According to Barbara Batista of the U.N.’s Office for the Coordination of Humanitarian Affairs in the C.A.R., aid organizations rely on the government and MINUSCA — the U.N.’s forces in the C.A.R. – to protect them and the civilian population.
“It’s challenging because none of the two has the means to implement full coverage,” she told VOA in Bangui. “The forces of MINUSCA are limited. They can’t cover the whole country.”
FILE - U.N. peacekeepers take a break as they patrol along a street during the presidential election in Bangui, the capital of Central African Republic, Dec. 30, 2015.
While the U.N. has about 12,000 soldiers throughout the country with heavy machine guns and armored vehicles, the government’s army and police are under an arms embargo, have little training and maintain little presence outside the capital.
“There have been some better conditions in Bangui, or what sometimes is called the Republic of Bangui,” Lampaert said. “But it’s clear that in the rest of the Central African territory we might say the situation has been in a full stagnation or even has deteriorated.”
The militias controlling most of the country get weapons from neighboring countries like Sudan and Chad. Lampaert said the worsening security situation is a result of fighting over natural resources, making access for humanitarians increasingly difficult.
A UN peacekeeper provides security for humanitarian aid workers during food distribution at an internally displaced persons camp in Bambari, Jan. 2017.

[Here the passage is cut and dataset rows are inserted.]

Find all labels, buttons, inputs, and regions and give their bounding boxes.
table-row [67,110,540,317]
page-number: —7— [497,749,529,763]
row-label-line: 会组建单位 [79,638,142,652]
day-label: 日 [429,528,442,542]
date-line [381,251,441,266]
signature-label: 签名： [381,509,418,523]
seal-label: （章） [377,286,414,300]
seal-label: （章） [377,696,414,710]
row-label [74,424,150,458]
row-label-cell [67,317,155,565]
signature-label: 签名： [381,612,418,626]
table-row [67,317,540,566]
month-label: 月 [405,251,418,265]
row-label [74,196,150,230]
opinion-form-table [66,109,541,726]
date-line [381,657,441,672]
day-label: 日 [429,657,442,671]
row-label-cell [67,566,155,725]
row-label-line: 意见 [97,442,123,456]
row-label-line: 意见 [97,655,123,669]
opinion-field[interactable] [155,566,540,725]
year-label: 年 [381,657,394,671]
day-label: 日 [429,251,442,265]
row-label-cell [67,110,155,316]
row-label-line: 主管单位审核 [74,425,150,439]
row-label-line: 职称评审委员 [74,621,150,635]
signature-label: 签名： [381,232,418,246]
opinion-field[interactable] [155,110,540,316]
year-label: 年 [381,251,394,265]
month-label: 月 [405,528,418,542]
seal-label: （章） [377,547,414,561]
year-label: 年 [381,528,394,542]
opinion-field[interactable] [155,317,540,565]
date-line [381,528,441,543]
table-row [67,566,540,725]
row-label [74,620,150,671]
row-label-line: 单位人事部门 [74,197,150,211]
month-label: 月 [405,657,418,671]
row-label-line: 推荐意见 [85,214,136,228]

For its part, OCHA officials coordinate with the U.N. forces to try to get appropriate protection.
“Considering that the means and capacity are limited, at least we can prioritize and say, ‘Listen, this we believe is a hot spot and should be taken care of in the coming months and weeks,’” OCHA’s Batista said, "and I have to say that so far they are reactive, they are considering what the humanitarians are saying."
Batista added that the U.N. also pursues dialogue, mediation and negotiation with armed groups.
“Even though sometimes it's a little difficult and, well, [an] ethical compromise, everything is considered in a case by case scenario,” she said.
International NGO Safety Organization reports that there is no sign of improvement and the security situation is likely to continue to deteriorate.